The boundaries between stationary consulting systems and various types of digital advice have long since become blurred. The analogue world of consulting has already gone digital: from the recording of personal data on the adviser’s desktop or laptop, to the electronic transmission of product information and standardised algorithm-based recommendations (even if consumer institutes and NGOs do not seem to consider this in their “mystery customer” research exercises). Advancing digitalisation and the digital-analogue mesh is also enabling non-banks and innovative start-ups (so-called FinTechs) to establish core businesses in the field of financial advice.

Where a handful of tools with multiple usage potential is perceived as bringing real added value to consumers, the meshing of digital services, combined with traditional analogue elements, could prove advantageous for those seeking information and advice.

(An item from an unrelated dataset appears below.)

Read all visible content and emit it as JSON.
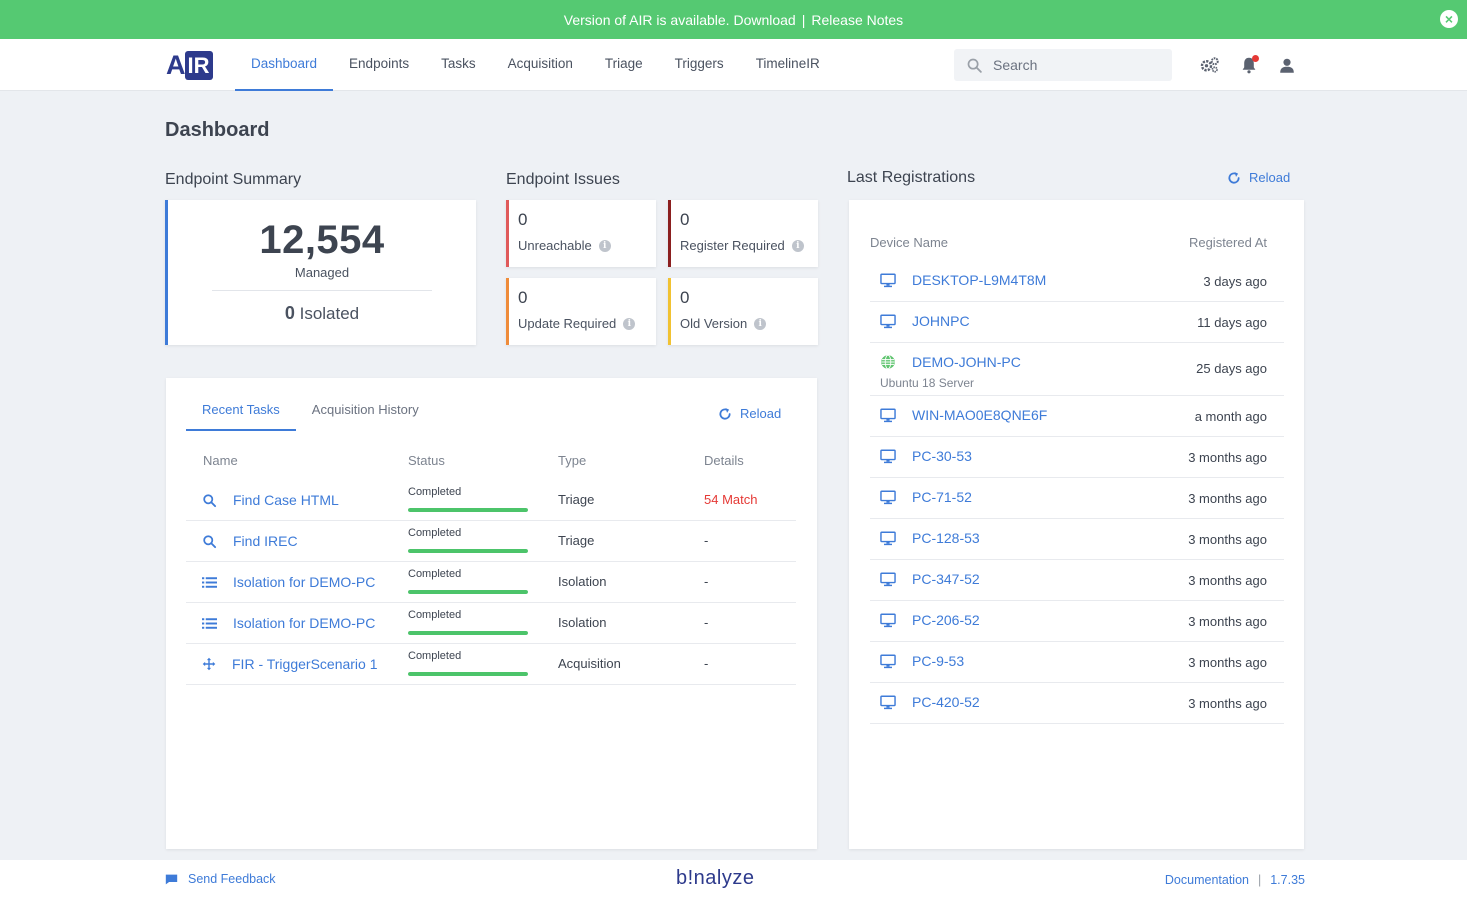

Clear and comprehensible standards of regulation are required in order to allow consumers to discover and exploit the opportunities of digital financial advice, while recognising the risks. These have been missing so far:

  • Clear, simple, comprehensible and comparable information on financial products is becoming increasingly important, especially for digital customer relationships. Unfortunately, this is particularly lacking in Germany. Existing rules continue to create more complexity and confusion; a clear-out of the “financial jungle” would benefit consumers. Especially when the quality of digital information is at stake, “less is more!” should certainly be our mantra. However, in the world of financial services we are still far from putting this principle into practice.
  • In the world of digital finance, the likelihood of consumers opting for digital financial advice is very closely linked to the availability of standardised product information: Irrespective of where companies are based and regardless of the time of purchase, all providers who wish to sell financial services in Germany should be obliged to make standardised product information concerning their entire range of financial services available to the public. This must apply uniformly to the whole range of financial services provided by (savings) banks, investment funds, insurance and all similar providers including FinTechs.
  • Lawmakers should prescribe specific, standardised product information models. These should be binding and easily available in digital form.
  • Simple yet strict rules should apply to financial information, as well as financial product testing and comparison services. The review of these rules must be ongoing. These rules should be applicable at all stages, from creation and preparation to publication, and would include:
    • Mandatory provision of information on the business model and financial relationship, in particular any commission paid.
    • No advertising using the term “free” (or similar) if charges are included in the price of the products being compared.
    • No advertising using the term “low-price” (or similar) if not all products/services on the market have been included.
    • Are the criteria and comparative methods publicly available and verifiable by third parties?
    • Has the method of comparison been disclosed? Do we know which standards are applied to which study?
    • Are the points featured in the comparison relevant to the key features of the financial service itself?
  • Transparency for consumers when faced with a range of digital advice services as to whether any part of the payment for digital services is to be made in personal data – and if so which data – including data being passed on to third parties. Such transparency is currently lacking. Alternative channels for the provision of advice must be available where consumers reject digital services.
  • The same applies for identifying (IT) security measures, including disclosure of any expected/obligatory action on the part of those seeking advice.

A report entitled “The digital world and finance: Payment services and financial advice under a digital agenda” was presented to the public on 19 January 2016.